Miro enfrente, hacia la nada. Una ventana gris daba al patio y a la cuerda de la ropa. Vio sus recuerdos mientras lloraba por dentro. Los ojos tienen su propia tristeza y no derramaron lágrimas. Es extraño, pensaba, di por hecho el rito del encuentro cuando no supe merecerlo y hoy que lo trabajo, no obtengo frutos. Así es la vida... cuando se atesora algo sin saber que es fugaz, ha de darse luego sin obtener nada a cambio. Y mientras discurría en la soledad de su cocina, la mañana fue llenando de blancura el aire en torno. Era hora de comenzar otro día. Otra vuelta a una rueda indiferente con indolencia y tratar de remitir los estragos de la soledad y la carga de su tristeza.
Así que fue a la ducha, cantó, dió un paseo y fue a las tiendas para darse un festín y tener su regalo. Las luces y las caras, si no alegría, le dieron coraje. Volvió y terminó de decorar el árbol. Buscó trabajo en un portal online y se dijo que hoy trataría de no odiarse. Seleccionó algunas canciones suaves que le acompañasen mientras descansaba tratando de encontrar la paz y la serenidad esquivas que muestran el lado oculto y fructífero del mundo oscuro.
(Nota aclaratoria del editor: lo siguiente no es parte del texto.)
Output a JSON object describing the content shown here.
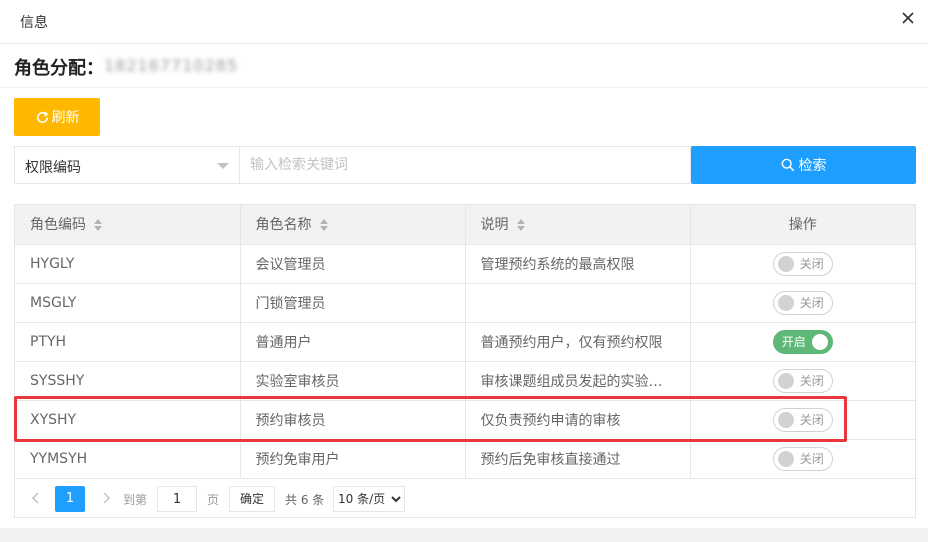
{
  "dialog": {
    "title": "信息"
  },
  "role": {
    "label": "角色分配：",
    "value": "182167710285"
  },
  "toolbar": {
    "refresh_label": "刷新"
  },
  "search": {
    "field_select": "权限编码",
    "placeholder": "输入检索关键词",
    "button_label": "检索"
  },
  "table": {
    "headers": {
      "code": "角色编码",
      "name": "角色名称",
      "desc": "说明",
      "op": "操作"
    },
    "rows": [
      {
        "code": "HYGLY",
        "name": "会议管理员",
        "desc": "管理预约系统的最高权限",
        "status": "关闭"
      },
      {
        "code": "MSGLY",
        "name": "门锁管理员",
        "desc": "",
        "status": "关闭"
      },
      {
        "code": "PTYH",
        "name": "普通用户",
        "desc": "普通预约用户，仅有预约权限",
        "status": "开启"
      },
      {
        "code": "SYSSHY",
        "name": "实验室审核员",
        "desc": "审核课题组成员发起的实验…",
        "status": "关闭"
      },
      {
        "code": "XYSHY",
        "name": "预约审核员",
        "desc": "仅负责预约申请的审核",
        "status": "关闭"
      },
      {
        "code": "YYMSYH",
        "name": "预约免审用户",
        "desc": "预约后免审核直接通过",
        "status": "关闭"
      }
    ]
  },
  "pager": {
    "current": "1",
    "goto_label": "到第",
    "goto_value": "1",
    "page_label": "页",
    "confirm_label": "确定",
    "total_label": "共 6 条",
    "page_size": "10 条/页"
  },
  "colors": {
    "refresh": "#ffb800",
    "search": "#1e9fff",
    "switch_on": "#5fb878",
    "highlight": "#e8383d"
  }
}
Pasó la tarde mirando fotos de un álbum maldito. El dolor dió paso a un estado de serenidad que aquietó la luz de un atardecer tenue, sin miedo ni esperanza. Breves lágrimas asomaron a sus ojos, pero no eran de amargura; de alguna manera los recuerdos dispersos formaban una historia que hablaba de gratitud y de sorpresa grata por haber logrado llevar una vida llena de momentos ajenos a la ruina y al deterioro de todas las cosas, tan inexorable como el ciclo perpetuo de las noches y los días. Se descubrió sonriendo mientras pasaba las páginas del álbum. Nada había sido entregado a la nada. Todo estaba en él y estaría siempre. Y ese sentimiento súbito la anegó como una oleada de alegría irresistible. Cubría sus secretos ocultos, la vergüenza insensata y recurrente, el arrepentimiento punzante y la iluminación de las mentiras que había construido para proteger su vida; ahora eran muros coronados de cristales rotos que hacían más jirones que cualquier error pasado. Las contempló y dejo de odiarlas, pero no podía respetarlas ya. El autodesprecio no era un recurso ya: todo estaba perdonado.
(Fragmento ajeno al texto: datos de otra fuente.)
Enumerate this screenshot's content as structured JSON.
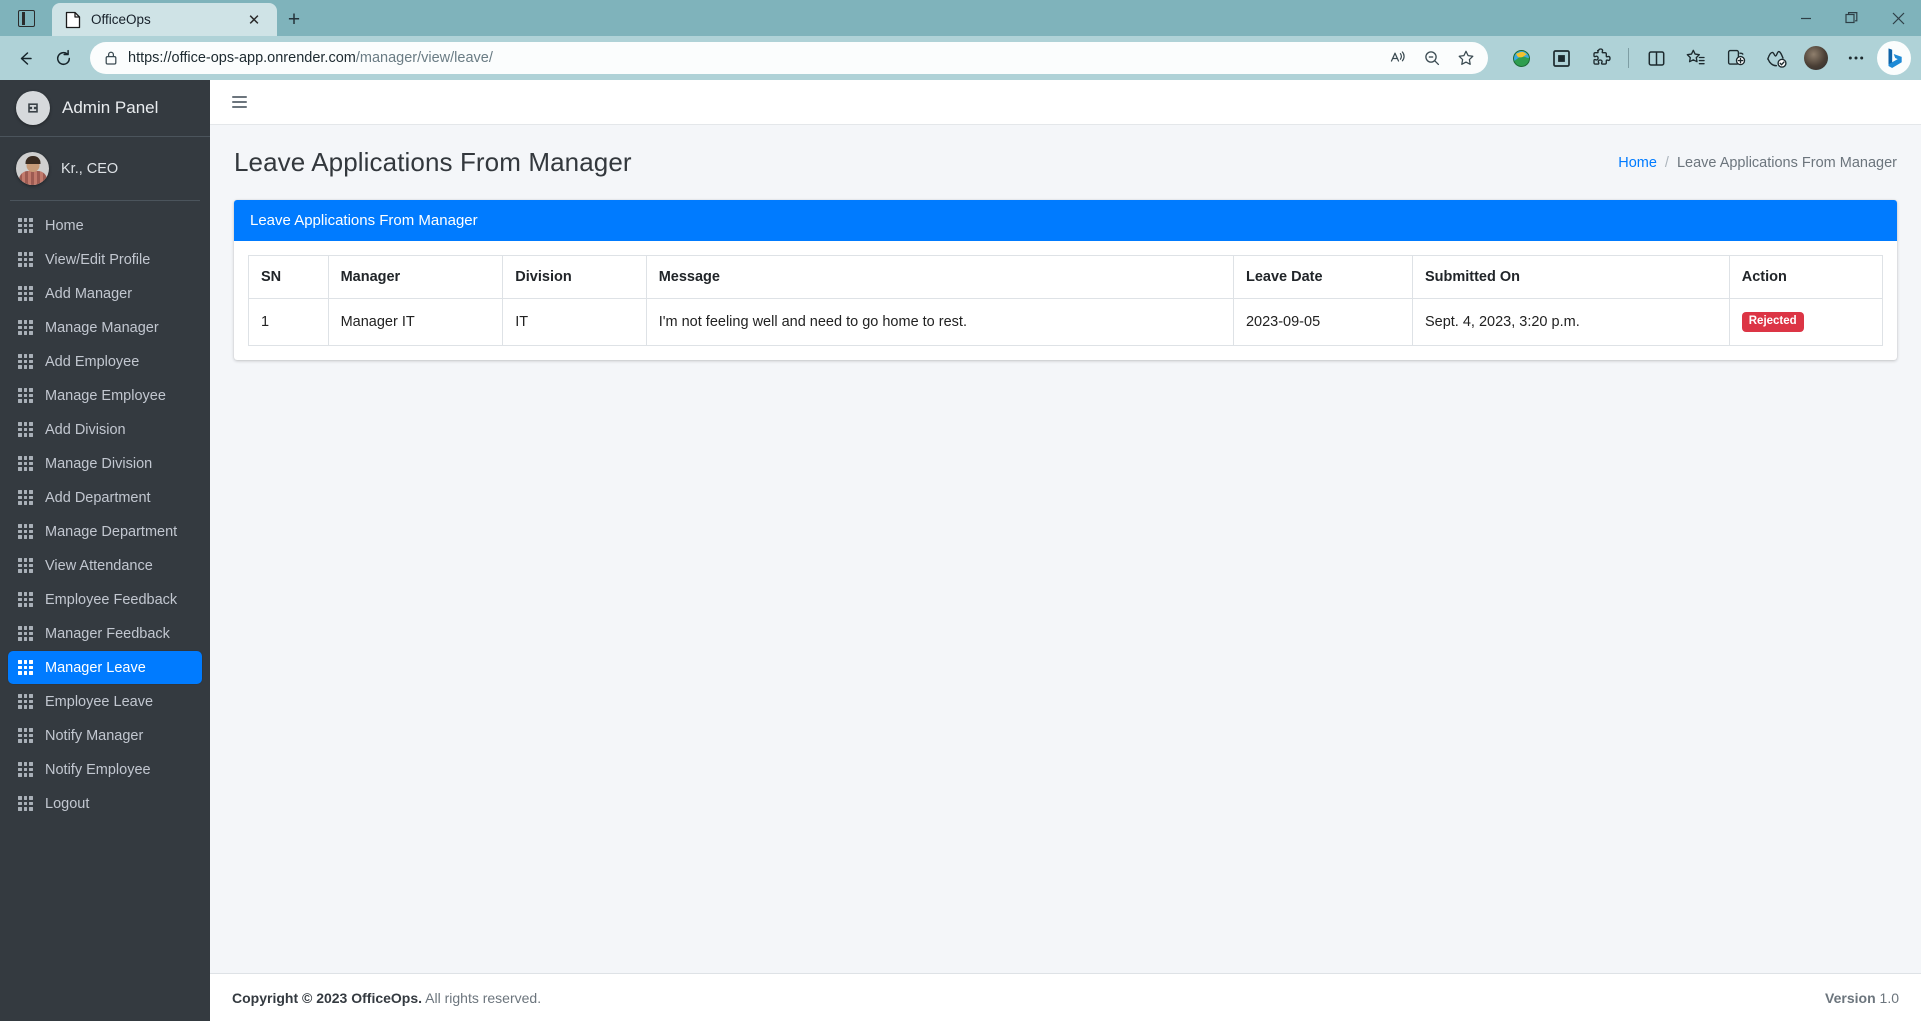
{
  "browser": {
    "tab": {
      "title": "OfficeOps",
      "favicon": "page-icon",
      "close": "✕"
    },
    "new_tab": "+",
    "url_main": "https://office-ops-app.onrender.com",
    "url_path": "/manager/view/leave/",
    "window_controls": {
      "minimize": "—",
      "restore": "❐",
      "close": "✕"
    },
    "icons": {
      "sidebar_toggle": "browser-sidebar-toggle-icon",
      "back": "back-arrow-icon",
      "reload": "reload-icon",
      "lock": "lock-icon",
      "read_aloud": "read-aloud-icon",
      "zoom": "zoom-out-icon",
      "favorite": "favorite-star-icon",
      "extension_globe": "globe-extension-icon",
      "extension_screen": "screenshot-extension-icon",
      "extension_puzzle": "extensions-puzzle-icon",
      "split_screen": "split-screen-icon",
      "collections": "collections-icon",
      "add_tab_group": "add-tab-group-icon",
      "browser_essentials": "browser-essentials-icon",
      "profile": "profile-avatar-icon",
      "settings_more": "more-settings-icon",
      "copilot": "copilot-bing-icon"
    }
  },
  "sidebar": {
    "brand": {
      "label": "Admin Panel",
      "logo": "admin-panel-logo-icon"
    },
    "user": {
      "name": "Kr., CEO",
      "avatar": "user-avatar"
    },
    "items": [
      {
        "label": "Home",
        "active": false
      },
      {
        "label": "View/Edit Profile",
        "active": false
      },
      {
        "label": "Add Manager",
        "active": false
      },
      {
        "label": "Manage Manager",
        "active": false
      },
      {
        "label": "Add Employee",
        "active": false
      },
      {
        "label": "Manage Employee",
        "active": false
      },
      {
        "label": "Add Division",
        "active": false
      },
      {
        "label": "Manage Division",
        "active": false
      },
      {
        "label": "Add Department",
        "active": false
      },
      {
        "label": "Manage Department",
        "active": false
      },
      {
        "label": "View Attendance",
        "active": false
      },
      {
        "label": "Employee Feedback",
        "active": false
      },
      {
        "label": "Manager Feedback",
        "active": false
      },
      {
        "label": "Manager Leave",
        "active": true
      },
      {
        "label": "Employee Leave",
        "active": false
      },
      {
        "label": "Notify Manager",
        "active": false
      },
      {
        "label": "Notify Employee",
        "active": false
      },
      {
        "label": "Logout",
        "active": false
      }
    ]
  },
  "topbar": {
    "menu_toggle": "hamburger-menu-icon"
  },
  "page": {
    "title": "Leave Applications From Manager",
    "breadcrumb": {
      "home": "Home",
      "separator": "/",
      "current": "Leave Applications From Manager"
    }
  },
  "card": {
    "header": "Leave Applications From Manager",
    "table": {
      "columns": [
        "SN",
        "Manager",
        "Division",
        "Message",
        "Leave Date",
        "Submitted On",
        "Action"
      ],
      "rows": [
        {
          "sn": "1",
          "manager": "Manager IT",
          "division": "IT",
          "message": "I'm not feeling well and need to go home to rest.",
          "leave_date": "2023-09-05",
          "submitted_on": "Sept. 4, 2023, 3:20 p.m.",
          "action": "Rejected"
        }
      ]
    }
  },
  "footer": {
    "copyright_strong": "Copyright © 2023 OfficeOps.",
    "copyright_rest": " All rights reserved.",
    "version_label": "Version",
    "version_value": "1.0"
  },
  "colors": {
    "accent_blue": "#007bff",
    "sidebar_dark": "#343a40",
    "danger_red": "#dc3545",
    "page_bg": "#f4f6f9",
    "chrome_teal": "#7fb3bb"
  }
}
Miró a su alrededor: mientras los pensamientos y los sentimientos formaban su torrente tumultuoso, había puesto la mesa y preparado todo. Vio el mantel de gala, las servilletas finas, los vasos pulidos y los platos de gala. Puso vino en su copa y apuró en sus labios el cáliz de la tristeza, pero también de la aceptación sabía. Sonrió y suspiró. Feliz navidad, susurró más tarde, y mientras una luz cálida agotaba la estancia y voces de sus ángeles pasados alimentaban su alegría, se quedó dormida...
Feliz navidad, pareció susurrar una brisa leve y después la sala se llenó amorosamente de un silencio completo de si mismo en plenitud y armonía, mientras las estrellas poblaban la ventana y rumores de alegría que no podría oír iluminaban una noche más con los ecos silentes de fuentes invisibles e inagotables, hasta cambiarlo todo.